On 31 March 2015 the Harper Panel released its final report following its year-long review of Australian Competition laws and policy. The final report makes 56 recommendations for reforms across three key themes: competition policy, laws and institutions.

This update will provide a brief overview of some of the more important recommendations provided by Professor Harper and his team of experts.

Simplification of the cartel provisions

In our last publication on the draft Harper Review, we examined the Harper Panel’s draft recommendations for reform of the cartel provisions. The Harper Panel has stood by these recommendations citing that a simplification of the cartel provisions will result in greater efficiencies in both compliance and enforcement activities.

This is not at odds with its general statement that the Competition and Consumer Act 2010(Cth) (Act) is ‘unnecessarily complex’. Removing this complexity ought to result in reduced direct costs arising from legal advice and prolonged legal disputes, and indirect costs arising from business and regulatory uncertainty.

Recommendations of this simplification in the cartel provisions include:

  • reducing the scope of the provision to conduct involving actual or likely competitors (on the balance of probabilities) rather than parties which are a mere possibility of being competitors;
  • a broader exemption for joint venture firms to remove uncertainty about whether their conduct will be subject to anti-competitive provisions; and
  • removing some of the exclusionary provisions and broadening the definition of ‘cartel conduct’ to address the gap in the law by doing so.

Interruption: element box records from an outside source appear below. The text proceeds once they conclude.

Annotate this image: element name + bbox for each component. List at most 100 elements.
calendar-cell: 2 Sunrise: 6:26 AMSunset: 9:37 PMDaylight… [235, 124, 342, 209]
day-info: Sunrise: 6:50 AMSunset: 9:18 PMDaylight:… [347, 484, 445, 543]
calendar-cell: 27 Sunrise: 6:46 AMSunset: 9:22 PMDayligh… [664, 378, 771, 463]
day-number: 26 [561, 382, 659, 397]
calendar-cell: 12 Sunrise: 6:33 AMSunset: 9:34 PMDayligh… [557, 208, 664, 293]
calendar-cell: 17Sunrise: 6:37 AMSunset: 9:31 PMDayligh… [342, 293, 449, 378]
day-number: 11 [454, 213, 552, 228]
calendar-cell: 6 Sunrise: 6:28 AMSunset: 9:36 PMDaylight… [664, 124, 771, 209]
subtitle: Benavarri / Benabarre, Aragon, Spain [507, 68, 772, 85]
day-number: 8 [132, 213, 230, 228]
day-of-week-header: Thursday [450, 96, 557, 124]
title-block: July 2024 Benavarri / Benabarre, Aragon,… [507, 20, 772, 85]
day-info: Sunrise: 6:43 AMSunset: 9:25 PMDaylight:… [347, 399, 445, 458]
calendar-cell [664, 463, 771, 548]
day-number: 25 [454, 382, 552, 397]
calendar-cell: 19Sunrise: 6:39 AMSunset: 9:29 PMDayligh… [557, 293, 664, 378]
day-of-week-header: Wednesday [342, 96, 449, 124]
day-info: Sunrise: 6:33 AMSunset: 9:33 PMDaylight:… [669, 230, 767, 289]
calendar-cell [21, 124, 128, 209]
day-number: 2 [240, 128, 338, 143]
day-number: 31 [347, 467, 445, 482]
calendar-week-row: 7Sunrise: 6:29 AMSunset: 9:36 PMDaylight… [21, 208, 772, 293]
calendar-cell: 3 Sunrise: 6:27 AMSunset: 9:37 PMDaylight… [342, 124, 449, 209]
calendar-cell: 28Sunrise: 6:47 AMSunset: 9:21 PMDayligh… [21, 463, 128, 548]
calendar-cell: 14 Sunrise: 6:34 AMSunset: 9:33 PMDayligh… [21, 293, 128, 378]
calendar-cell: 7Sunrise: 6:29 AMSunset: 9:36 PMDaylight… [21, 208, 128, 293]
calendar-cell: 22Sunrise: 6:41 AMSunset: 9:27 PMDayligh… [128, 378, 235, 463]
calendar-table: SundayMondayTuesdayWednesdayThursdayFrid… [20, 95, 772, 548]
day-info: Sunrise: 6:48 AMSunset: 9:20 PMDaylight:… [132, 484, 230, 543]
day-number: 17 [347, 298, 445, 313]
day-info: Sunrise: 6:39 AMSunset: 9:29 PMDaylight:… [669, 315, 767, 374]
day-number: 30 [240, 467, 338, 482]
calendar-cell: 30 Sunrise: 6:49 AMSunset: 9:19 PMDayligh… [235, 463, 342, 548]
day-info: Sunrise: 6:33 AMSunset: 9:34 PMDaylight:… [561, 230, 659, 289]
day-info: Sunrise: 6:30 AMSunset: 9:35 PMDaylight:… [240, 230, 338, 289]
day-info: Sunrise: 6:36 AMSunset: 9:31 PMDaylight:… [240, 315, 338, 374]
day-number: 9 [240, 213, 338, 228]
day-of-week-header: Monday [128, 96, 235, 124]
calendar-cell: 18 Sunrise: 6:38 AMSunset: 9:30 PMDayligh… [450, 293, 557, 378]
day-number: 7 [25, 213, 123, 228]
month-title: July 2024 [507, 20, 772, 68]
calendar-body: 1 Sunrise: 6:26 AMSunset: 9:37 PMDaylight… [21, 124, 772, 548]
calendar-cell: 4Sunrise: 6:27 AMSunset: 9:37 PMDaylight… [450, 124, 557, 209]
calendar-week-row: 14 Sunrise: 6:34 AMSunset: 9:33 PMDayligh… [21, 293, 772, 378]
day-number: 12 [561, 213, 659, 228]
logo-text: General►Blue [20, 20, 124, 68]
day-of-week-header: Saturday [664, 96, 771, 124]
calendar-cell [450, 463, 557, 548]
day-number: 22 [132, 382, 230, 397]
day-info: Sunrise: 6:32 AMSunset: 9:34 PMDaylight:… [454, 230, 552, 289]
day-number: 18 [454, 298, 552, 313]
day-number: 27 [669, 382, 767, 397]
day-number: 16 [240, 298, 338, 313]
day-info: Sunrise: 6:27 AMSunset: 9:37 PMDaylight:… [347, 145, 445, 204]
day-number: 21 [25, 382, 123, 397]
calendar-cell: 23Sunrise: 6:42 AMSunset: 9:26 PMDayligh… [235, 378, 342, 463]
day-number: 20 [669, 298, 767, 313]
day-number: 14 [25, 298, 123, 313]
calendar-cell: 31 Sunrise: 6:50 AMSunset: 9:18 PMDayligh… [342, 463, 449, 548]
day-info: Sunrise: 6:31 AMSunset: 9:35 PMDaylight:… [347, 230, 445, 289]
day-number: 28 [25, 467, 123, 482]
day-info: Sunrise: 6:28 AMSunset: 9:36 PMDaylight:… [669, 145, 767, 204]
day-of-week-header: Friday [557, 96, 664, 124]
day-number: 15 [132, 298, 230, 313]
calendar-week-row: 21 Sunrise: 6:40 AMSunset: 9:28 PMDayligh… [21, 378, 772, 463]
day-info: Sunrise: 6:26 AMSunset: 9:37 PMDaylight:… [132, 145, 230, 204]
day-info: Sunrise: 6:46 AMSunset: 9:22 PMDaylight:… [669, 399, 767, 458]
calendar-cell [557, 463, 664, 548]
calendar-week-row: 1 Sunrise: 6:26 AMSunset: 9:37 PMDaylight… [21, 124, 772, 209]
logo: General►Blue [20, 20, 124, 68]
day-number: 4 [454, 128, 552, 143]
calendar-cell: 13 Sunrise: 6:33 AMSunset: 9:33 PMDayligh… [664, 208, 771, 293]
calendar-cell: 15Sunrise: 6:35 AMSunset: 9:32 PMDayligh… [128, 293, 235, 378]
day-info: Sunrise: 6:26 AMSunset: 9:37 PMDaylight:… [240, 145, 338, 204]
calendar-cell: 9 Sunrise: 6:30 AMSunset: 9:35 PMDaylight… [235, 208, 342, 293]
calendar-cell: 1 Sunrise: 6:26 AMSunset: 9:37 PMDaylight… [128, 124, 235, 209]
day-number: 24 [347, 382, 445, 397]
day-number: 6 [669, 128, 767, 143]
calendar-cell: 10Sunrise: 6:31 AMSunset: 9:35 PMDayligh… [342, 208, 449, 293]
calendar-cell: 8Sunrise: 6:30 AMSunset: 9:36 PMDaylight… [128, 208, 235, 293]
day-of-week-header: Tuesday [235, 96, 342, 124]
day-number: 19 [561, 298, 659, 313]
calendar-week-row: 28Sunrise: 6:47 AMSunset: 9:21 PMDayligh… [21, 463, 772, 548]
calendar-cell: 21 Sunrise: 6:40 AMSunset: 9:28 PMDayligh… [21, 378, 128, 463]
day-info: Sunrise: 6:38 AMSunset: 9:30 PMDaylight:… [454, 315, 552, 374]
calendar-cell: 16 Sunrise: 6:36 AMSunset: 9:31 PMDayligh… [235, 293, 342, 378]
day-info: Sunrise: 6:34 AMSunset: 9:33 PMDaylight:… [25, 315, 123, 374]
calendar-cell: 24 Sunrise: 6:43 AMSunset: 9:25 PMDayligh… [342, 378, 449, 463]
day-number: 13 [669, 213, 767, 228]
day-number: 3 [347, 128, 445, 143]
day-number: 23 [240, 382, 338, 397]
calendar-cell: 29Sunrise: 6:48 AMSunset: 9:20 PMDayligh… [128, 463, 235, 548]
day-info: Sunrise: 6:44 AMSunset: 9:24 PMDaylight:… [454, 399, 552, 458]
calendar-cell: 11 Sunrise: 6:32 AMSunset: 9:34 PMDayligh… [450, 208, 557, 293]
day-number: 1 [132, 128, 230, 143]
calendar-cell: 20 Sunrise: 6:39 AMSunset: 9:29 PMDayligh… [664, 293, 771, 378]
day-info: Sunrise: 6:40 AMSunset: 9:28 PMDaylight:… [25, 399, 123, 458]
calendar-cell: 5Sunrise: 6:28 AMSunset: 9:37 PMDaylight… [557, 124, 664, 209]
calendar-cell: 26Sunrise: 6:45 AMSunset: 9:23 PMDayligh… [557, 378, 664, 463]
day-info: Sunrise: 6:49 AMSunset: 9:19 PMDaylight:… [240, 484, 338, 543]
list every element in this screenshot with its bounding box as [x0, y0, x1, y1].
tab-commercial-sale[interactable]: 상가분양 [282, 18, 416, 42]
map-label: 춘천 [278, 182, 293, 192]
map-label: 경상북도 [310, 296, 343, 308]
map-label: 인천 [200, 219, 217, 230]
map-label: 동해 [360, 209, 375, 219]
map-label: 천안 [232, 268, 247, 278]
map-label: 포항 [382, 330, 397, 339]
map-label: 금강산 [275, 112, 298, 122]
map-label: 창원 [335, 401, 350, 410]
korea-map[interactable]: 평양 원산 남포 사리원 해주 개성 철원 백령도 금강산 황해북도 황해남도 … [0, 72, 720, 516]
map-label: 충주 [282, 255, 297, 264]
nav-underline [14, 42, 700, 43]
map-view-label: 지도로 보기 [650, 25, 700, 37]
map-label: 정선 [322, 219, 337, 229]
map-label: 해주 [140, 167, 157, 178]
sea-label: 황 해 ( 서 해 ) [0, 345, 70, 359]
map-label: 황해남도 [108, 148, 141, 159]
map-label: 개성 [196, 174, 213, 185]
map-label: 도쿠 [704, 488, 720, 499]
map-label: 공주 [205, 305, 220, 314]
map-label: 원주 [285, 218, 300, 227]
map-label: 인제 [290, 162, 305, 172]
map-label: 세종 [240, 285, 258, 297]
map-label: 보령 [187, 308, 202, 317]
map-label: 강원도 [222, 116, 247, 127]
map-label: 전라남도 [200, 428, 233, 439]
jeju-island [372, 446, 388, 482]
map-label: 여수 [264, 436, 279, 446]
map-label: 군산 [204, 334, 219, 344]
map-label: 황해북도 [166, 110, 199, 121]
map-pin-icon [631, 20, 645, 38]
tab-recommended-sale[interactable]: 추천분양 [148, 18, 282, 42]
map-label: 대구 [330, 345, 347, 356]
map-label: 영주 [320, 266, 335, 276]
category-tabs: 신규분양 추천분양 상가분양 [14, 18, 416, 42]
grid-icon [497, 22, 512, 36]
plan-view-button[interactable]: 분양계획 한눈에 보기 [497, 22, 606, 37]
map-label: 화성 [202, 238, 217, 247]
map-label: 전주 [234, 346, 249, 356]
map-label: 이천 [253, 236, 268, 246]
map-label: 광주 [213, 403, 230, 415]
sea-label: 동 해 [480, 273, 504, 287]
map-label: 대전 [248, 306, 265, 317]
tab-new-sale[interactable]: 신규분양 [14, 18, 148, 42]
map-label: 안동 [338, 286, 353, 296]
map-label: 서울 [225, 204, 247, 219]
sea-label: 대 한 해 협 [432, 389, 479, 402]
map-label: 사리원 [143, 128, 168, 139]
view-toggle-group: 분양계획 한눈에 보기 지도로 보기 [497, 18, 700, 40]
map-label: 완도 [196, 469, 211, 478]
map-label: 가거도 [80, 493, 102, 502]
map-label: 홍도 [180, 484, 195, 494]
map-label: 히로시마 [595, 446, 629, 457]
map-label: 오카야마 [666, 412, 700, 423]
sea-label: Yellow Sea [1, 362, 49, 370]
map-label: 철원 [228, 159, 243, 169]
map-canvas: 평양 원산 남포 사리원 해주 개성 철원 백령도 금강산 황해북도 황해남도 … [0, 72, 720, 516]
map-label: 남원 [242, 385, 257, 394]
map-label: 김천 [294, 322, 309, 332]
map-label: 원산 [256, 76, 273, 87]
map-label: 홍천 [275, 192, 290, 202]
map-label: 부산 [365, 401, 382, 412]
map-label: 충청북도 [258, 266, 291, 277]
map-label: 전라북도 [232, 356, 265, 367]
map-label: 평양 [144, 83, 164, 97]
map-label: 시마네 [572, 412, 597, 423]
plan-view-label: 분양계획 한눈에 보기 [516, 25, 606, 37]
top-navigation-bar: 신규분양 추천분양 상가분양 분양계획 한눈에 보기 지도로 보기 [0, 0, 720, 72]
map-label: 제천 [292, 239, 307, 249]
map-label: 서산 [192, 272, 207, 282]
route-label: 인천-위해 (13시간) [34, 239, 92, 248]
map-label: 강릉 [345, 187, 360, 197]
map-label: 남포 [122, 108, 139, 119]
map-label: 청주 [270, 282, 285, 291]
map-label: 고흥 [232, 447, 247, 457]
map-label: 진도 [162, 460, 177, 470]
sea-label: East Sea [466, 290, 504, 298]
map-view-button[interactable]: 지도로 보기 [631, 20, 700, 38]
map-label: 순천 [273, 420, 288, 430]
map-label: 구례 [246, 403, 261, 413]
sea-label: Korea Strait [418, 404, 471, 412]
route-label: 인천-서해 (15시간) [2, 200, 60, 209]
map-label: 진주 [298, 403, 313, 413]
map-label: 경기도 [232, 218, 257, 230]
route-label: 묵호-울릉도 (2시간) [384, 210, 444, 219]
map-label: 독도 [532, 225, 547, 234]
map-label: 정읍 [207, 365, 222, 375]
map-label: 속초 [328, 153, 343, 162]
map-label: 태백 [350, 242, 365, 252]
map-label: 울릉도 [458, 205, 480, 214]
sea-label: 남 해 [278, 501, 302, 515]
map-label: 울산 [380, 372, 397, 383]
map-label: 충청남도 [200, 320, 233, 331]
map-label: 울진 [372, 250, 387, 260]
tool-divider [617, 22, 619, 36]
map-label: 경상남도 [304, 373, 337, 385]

Contrary to the ACCC’s concerns that adoption of the Harper Panel’s draft recommendations would ‘significantly weaken Australia’s cartel laws’, the Harper Panel has, in its final report, maintained that simplification of the cartel laws will maintain the policy intent of the provisions.

Misuse of Market power

The most controversial of the recommendations brought forward by the Harper Panel is the market power provisions under section 46. The ACCC, through its chairman Rod Sims, believes that as the law currently stands, it is too difficult to establish a misuse of market power under the current ‘take advantage of’ test. The Harper Panel has suggested redefining ‘take advantage’ to better understand the ‘causal link between the substantial degree of market power and anti-competitive purpose’.

Along with this change, the controversial ‘effects test’ is recommended to replace the ‘dominant purpose test’. This is not a new concept having already been applied to section 45 (anti-competitive agreements), section 47 (exclusive dealing) and section 50 (mergers).  As the review panel has noted:

‘The primary prohibition in section 46 of the CCA should be re-framed to prohibit a corporation that has a substantial degree of power in a market from engaging in conduct if the proposed conduct has the purpose, or would have or be likely to have the effect, of substantially lessening competition in that or any other market.’

This would result in a much broader application of the misuse of market power provisions than currently is the case.

The obvious concern by lobbyists for big business is that it will be far too expansive and will likely capture conduct that is inherent in operating a large company or, in the alternative, is not intended to be anti-competitive. Specifically, there are concerns that the legislation won’t strike the right balance in addressing conduct that is anti-competitive while also being in the public benefit through innovation, entrepreneurship and job creation.

In response to these concerns, the Harper Panel recommends providing legislative guidance to distinguish between permissible and impermissible conduct by having consideration as to whether these actions increase efficiency, innovation, product quality or price competitiveness.

The Harper Panel believes that implementing such a reform will better align Australia’s laws with international standards and remove the misdirection of policy currently seen under the ‘purpose test’.

Consultation

Upon release of the Harper Panel’s final report, the Government launched a public consultation process seeking feedback from industry, consumers and all levels of government on the Harper Panel’s final recommendations. Submissions are due by 26 May 2015.